Frederick Lee Bridell was born in 1830, with the name William Bridle, into a humble English family in Southampton. After his initial training, in which he showed remarkable drawing skills, he made the acquaintance of Henry Rose, a local engraver, who sensed the young man’s artistic inclination and encouraged him to undertake a suitable education.
He soon specialised in portraiture, one of his first known works being the Portrait of Henry Rose, dated 1848 and signed for the first time under the pseudonym Frederick Lee Bridell. Appreciated by the local aristocracy, he was noticed by the painter and restorer Edwin Holder who decided to take him under his wing. Apprenticed in his studio in a small Berkshire town, he began to approach landscape painting, copying paintings for his master and soon developing a personal sensibility.
Landscape, between the picturesque and the romantic
In 1851, he sent his first landscape painting to the Royal Academy in London and two years later, he was sent by Holder to perfect his skills on the Continent.
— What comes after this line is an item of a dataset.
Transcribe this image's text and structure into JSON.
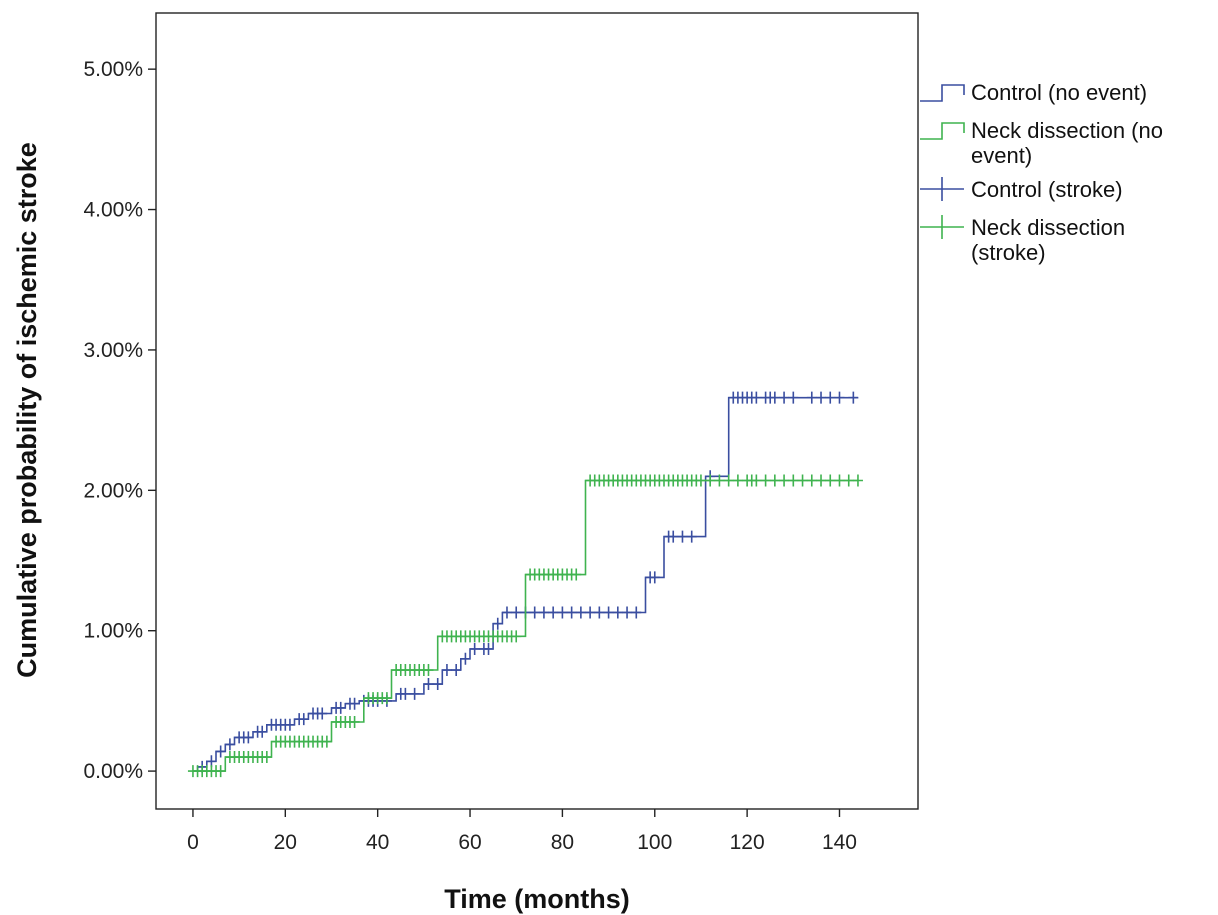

After an initial stay in Paris, he settled in Munich and then in the Tyrol. His landscapes began to be appreciated by some collectors after his first exhibitions at the Rayal Academy and the Liverpool Academy in the mid-1950s. In particular, James Henry Wolff, a wealthy English businessman, became the main patron and collector of Frederick Lee Bridell, who was particularly fascinated by his landscapes of northern Italy.
Thanks to his protection, the painter was finally able to break his contract with Holder and make a new visit to Italy at the end of the 1850s. Settling in the place most loved by foreign artists, a small flat in Piazza di Spagna, he began to experience Roman artistic culture, frequenting the colony of English intellectuals, including Robert Browning and his future wife Eliza Fox, the daughter of an MP.
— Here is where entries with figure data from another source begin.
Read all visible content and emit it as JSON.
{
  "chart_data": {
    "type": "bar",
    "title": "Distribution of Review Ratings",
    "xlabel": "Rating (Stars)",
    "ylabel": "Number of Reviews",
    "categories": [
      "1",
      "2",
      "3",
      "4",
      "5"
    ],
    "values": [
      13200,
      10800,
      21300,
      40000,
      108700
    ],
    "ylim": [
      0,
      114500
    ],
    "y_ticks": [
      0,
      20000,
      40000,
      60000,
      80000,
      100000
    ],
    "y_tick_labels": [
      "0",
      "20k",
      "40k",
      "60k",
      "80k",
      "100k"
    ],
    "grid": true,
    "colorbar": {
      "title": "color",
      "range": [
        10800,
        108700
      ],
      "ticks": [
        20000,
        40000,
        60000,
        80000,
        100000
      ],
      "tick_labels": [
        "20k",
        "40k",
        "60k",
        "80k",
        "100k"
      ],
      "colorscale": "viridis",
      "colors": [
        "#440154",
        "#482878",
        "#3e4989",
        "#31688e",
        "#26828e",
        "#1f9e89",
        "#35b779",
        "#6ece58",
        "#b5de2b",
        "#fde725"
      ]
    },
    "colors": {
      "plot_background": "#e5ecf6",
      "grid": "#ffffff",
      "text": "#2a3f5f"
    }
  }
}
During this period he produced some of his most famous views, including The Temple of Venus, The Temple of Vesta, The Colosseum in the Moonlight, Villa d’Este, Neptune’s Grotto and the Etruscan Tombs at Civita Castellana. After returning to England, he settled in London for a while, often exhibiting at the Royal Academy, where he achieved considerable success, especially with the view of The Colosseum in the moonlight, an extraordinary example of chromatic fluency and skill in rendering the effects of light, which skilfully combine the realist vision with the romantic sublime.
In the early 1960s, he unfortunately contracted tuberculosis, which led him to seek relief for his health by travelling to Italy again. He continued to paint in his moments of respite from his illness, but returned to England and died in Kensington in 1863, aged just thirty-two.